The confusion of Blender data vs IFC data is something we really need to improve upon, perhaps with your help as you understand how things work you can help suggest how to better communicate how it works.
IFC is a different data model to Blender. The BlenderBIM Add-on works with IFC as its native data model, not Blender. So imagine you are no longer using Blender at all... you are using an entirely new BIM app that loads and saves IFCs. This means that if you use a Blender only feature, such as a metaball, modifiers, particles, etc, none of that will be stored in the IFC. And vice versa, if you use IFC features such as cost schedules, types, properties, etc and you happen to save a .blend, none of that will be stored in the .blend. So you're using the "Blender interface" but not the Blender data.
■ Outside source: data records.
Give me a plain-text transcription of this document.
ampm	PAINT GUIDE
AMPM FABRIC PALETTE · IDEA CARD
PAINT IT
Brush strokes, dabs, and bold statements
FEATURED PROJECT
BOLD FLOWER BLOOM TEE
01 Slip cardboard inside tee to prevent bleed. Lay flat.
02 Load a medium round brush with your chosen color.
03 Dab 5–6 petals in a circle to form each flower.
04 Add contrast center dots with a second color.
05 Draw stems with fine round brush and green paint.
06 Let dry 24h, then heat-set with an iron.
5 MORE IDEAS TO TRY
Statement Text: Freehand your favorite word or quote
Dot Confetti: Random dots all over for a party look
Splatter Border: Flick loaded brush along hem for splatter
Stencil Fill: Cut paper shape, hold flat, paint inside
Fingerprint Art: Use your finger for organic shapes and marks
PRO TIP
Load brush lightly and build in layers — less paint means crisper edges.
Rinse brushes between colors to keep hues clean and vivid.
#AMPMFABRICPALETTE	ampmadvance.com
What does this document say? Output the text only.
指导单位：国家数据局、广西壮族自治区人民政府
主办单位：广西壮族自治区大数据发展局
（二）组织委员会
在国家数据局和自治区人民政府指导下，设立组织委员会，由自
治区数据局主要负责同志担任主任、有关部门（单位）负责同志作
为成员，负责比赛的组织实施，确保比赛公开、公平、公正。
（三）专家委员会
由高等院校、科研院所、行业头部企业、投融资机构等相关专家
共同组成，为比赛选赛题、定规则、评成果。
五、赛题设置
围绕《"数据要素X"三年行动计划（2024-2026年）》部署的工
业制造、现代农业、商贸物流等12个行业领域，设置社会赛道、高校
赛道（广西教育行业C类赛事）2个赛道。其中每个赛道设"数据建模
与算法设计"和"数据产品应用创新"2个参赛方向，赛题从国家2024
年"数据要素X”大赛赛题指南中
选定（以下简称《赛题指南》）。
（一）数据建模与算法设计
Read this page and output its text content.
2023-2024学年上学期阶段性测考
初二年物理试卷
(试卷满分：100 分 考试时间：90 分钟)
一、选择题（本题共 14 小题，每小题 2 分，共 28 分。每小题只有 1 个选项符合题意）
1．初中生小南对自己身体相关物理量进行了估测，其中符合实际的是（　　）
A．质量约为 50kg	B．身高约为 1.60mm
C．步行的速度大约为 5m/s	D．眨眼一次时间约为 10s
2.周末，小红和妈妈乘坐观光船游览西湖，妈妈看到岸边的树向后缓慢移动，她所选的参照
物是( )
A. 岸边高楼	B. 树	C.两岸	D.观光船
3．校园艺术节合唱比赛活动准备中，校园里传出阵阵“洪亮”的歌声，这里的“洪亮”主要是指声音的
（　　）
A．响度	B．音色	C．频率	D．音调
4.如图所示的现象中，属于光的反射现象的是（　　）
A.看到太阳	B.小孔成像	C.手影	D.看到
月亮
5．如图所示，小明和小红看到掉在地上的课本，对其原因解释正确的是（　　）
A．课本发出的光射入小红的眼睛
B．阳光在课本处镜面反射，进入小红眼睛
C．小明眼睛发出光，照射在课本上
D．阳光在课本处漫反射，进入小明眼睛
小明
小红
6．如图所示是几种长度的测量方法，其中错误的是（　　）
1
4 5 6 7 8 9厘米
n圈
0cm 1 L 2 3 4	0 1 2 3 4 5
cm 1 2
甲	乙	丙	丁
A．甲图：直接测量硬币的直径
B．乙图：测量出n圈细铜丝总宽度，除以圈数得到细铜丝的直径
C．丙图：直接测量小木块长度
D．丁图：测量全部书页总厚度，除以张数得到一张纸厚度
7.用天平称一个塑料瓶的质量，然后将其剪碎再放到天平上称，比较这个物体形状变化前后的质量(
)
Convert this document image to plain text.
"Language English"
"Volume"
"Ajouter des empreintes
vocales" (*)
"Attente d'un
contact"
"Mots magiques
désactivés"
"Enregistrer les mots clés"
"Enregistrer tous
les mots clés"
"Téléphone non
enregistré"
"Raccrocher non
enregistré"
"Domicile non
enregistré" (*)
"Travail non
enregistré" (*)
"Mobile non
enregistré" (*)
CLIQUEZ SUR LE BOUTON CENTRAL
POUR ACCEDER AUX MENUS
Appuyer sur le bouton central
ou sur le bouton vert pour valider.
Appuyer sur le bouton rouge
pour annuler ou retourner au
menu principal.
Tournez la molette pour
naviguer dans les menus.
It's not practical to import and export to IFC as they are so different. You'd need to map IFC data to Blender data and this is simply not practical. Even if you did map them, the mapping process would be so convoluted and the export / import process would take 100 times longer (e.g. in Revit exporting to IFC you're often having to wait several hours for large projects).
For beginners, it is recommended to never save and load .blend files. Only save and load IFC and only use IFC features. That's the reason you see an open / save IFC instead of an import / export IFC ... because we actually are opening and saving IFCs :)
More advanced users can use .blend alongside a .ifc, where the .blend holds a snapshot of .ifc data and they save both simultaneously. This workflow is theoretically possible (e.g. @theoryshaw does this) but not stable unless you know what you're cooking with. Work has been made to accommodate the areas where Blender data excels at where IFC performs poorly (e.g. high res meshes, material shaders, reference images as planes, arbitrary perspective cameras, etc) but this is alas a work in progress (but progressing quickly!). This duality is mostly useful for viz usecases as you mention.
Regarding the dedicated 3D view, my naive thought was BBim could control which 3D side panels were visible, and what those side panels contained.
This is a workspace, not a 3D view. We already provide a custom workspace, which gives you an outliner on the left and a properties panel on the right, and removes other panels like the animation timeline which is generally irrelevant for most BIM usecases. You can see you are using the "BIM" workspace in the top tab list.
It would also be nice to have a BBim top menu bar within a dedicated 3D view that is more intuitive for those coming from other BIM authoring software platforms.
You mean like a ribbon as discussed in the other thread?
If possible, it might help in finding homes for the 1,000 operators while also distinguishing between what is BlenderBIM from core Blender.
I think this is now solved with the new tabbed UI. Everything BBIM will consolidate in those tabs, and the tabs gives us flexibility to categorise the 1000 operators in our own way (e.g. specific to AEC) instead of the way Blender organises their tabs.